The Federal Reserve should leave short-term borrowing costs near zero for a seventh year in a row, a top Fed official urged on Thursday, citing sliding U.S. inflation and still-high unemployment.
The Fed "can best achieve its macroeconomic objectives by not raising the fed funds rate target this year," Minneapolis Fed President Narayana Kocherlakota said in remarks prepared for delivery to a town hall at his bank's headquarters. "Raising the target range for the fed funds rate in 2015 would only further retard the pace of the slow recovery in inflation."
The Fed has kept short-term interest rates near zero since December 2008 in order to boost investment, hiring and growth. Unemployment is at 5.8 percent, down from a recession-era peak of 10 percent, and economic growth has been fairly strong.
Most Fed policymakers think the central bank should start raising interest rates this year, with many viewing mid-year as an appropriate starting point.

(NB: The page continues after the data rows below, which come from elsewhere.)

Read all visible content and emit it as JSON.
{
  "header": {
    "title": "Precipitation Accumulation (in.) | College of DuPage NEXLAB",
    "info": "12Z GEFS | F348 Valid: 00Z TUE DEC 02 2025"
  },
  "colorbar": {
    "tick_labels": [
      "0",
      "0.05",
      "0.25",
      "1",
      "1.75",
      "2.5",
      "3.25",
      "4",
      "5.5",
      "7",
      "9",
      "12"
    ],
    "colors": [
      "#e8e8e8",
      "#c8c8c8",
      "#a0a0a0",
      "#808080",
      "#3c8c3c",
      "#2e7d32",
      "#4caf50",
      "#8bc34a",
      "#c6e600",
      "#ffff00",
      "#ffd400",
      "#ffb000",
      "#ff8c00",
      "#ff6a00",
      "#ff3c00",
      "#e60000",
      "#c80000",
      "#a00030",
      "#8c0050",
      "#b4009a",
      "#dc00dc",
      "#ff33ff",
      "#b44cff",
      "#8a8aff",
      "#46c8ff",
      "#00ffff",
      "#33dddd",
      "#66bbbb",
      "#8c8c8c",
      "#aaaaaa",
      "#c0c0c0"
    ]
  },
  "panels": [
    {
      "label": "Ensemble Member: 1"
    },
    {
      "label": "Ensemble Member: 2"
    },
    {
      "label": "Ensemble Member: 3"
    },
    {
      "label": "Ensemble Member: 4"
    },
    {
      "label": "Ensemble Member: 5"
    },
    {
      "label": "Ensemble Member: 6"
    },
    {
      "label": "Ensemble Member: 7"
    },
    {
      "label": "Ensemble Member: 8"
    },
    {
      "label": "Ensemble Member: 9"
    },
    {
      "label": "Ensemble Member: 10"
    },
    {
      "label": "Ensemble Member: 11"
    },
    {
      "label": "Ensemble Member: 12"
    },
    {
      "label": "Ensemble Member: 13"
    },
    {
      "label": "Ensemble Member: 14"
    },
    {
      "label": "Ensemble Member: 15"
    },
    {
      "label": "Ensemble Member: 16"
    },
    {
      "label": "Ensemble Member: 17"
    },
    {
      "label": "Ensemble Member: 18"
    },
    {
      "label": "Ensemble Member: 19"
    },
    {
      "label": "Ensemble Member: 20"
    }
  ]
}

Kocherlakota is only one of two Fed policymakers who want to delay any rate hikes until 2016. He dissented three times last year as the Fed wound down its bond-buying stimulus and signaled rate hikes could come in 2015.
To Kocherlakota, low inflation means the Fed "could have, and should have" added more stimulus to bring down unemployment faster.
Unemployment is still several percentage points above what most Fed officials view as normal.
And inflation, which has lingered well below the Fed's 2-percent goal for more than 2-1/2 years, slipped further as 2014 came to a close, with bets in financial markets signaling declines in longer-term inflation expectations as well.
Unless the Fed responds, "the public could increasingly perceive the (Fed) as aiming at a lower inflation rate," undermining the effectiveness of its monetary policy, he said.
Kocherlakota does not vote on Fed policy this year, and has announced plans to resign by early next year. But he will take part in policy-setting meetings, the next one of which is scheduled in about three weeks.